The AI era sharpened that request into something more urgent. In a 2026 GitHub Community discussion about low-quality contributions, one commenter wrote, “Giving repo owners the ability to ‘rate-limit’ PRs from contributors is probably a good idea.” Another comment described the suspicious pattern directly. “You haven’t contributed to this project before and now you are filling 30 PRs” looked unlike normal human contribution behavior.

These examples, and many others, all point to the same bright, uncomfortable truth. Creation is abundant. Review is scarce.

GitHub is rebuilding the maintainer cockpit

The PR cap sits inside a wider GitHub product push for maintainers.

GitHub’s Maintainer Month “Ships for Maintainers” page lists 40 features and updates built for open source maintainers, including 8 in pull requests, 6 in issues, 4 in notifications, and 3 in moderation.

Several of those changes clearly map to the PR surge.

GitHub moved the global pull requests dashboard into opt-out public preview. The dashboard gives users a unified place to manage PRs, with filters by organization and repository, saved views, inbox sections for drafts and review needs, unread indicators, and status checks visible from the list view.

GitHub added repository member role labels directly to public repository PR lists, including labels such as First-time contributor, Contributor, and Member. GitHub said the change helps maintainers triage PRs faster by showing contributor history at a glance.

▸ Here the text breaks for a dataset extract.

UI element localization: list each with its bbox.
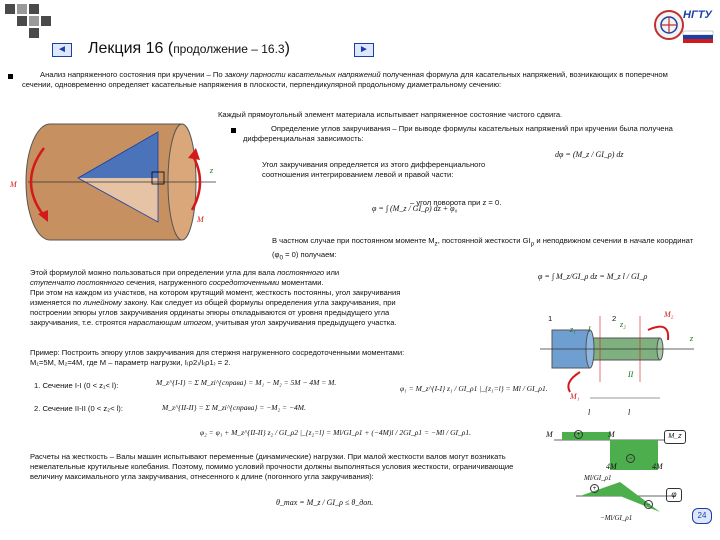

GitHub redesigned the PR Files changed page with docked panels so reviewers can keep overview, comments, merge status, and alerts open alongside the diff. The alerts panel surfaces code scanning alerts next to the code review itself.

GitHub also added quick merge-status access inside PRs, giving reviewers a faster way to spot blockers, missing approvals, and readiness signals.

Moderation is getting sharper too. GitHub added a “Low Quality” option to the Hide comment menu across issues, discussions, pull requests, and commits, saying older categories such as spam and abuse failed to capture the growing volume of unhelpful comments.

Notifications are getting cleaner. GitHub added oldest-to-newest sorting so maintainers can work through backlogs methodically, and it improved handling for notifications triggered by spammy repositories and users.

The roadmap keeps going. GitHub says PR archiving is coming soon, giving admins a way to remove low-quality or spammy PRs from the main list while preserving historical context. GitHub also plans issue limits, issue restrictions for collaborators only, more granular interaction limits, and possible global rate limits for users who spray activity across many repositories.

Taken together, these changes form a new maintainer cockpit with more filters, signals, throttles and more calm.

The pull request is alive

The pull request has always been more than a diff. It is where code meets trust.

AI makes that trust work louder and more demanding. A generated PR can look polished, pass tests, and still miss the project’s architecture, taste, history, and intent. A human maintainer still pays the cognitive cost. Every review carries the soft grind of context switching, the sharp smell of risk, and the quiet burden of ownership.

GitHub’s new caps acknowledge that reality with welcome clarity. The answer to abundant contribution is better flow control. Open source needs invitation, mentorship, and access. It also needs boundaries sturdy enough to protect the people doing the work.

The best version of this future keeps the door open and gives maintainers a handle on the door.

The pull request is alive. GitHub is now giving maintainers the throttle they need to keep it somewhat healthy.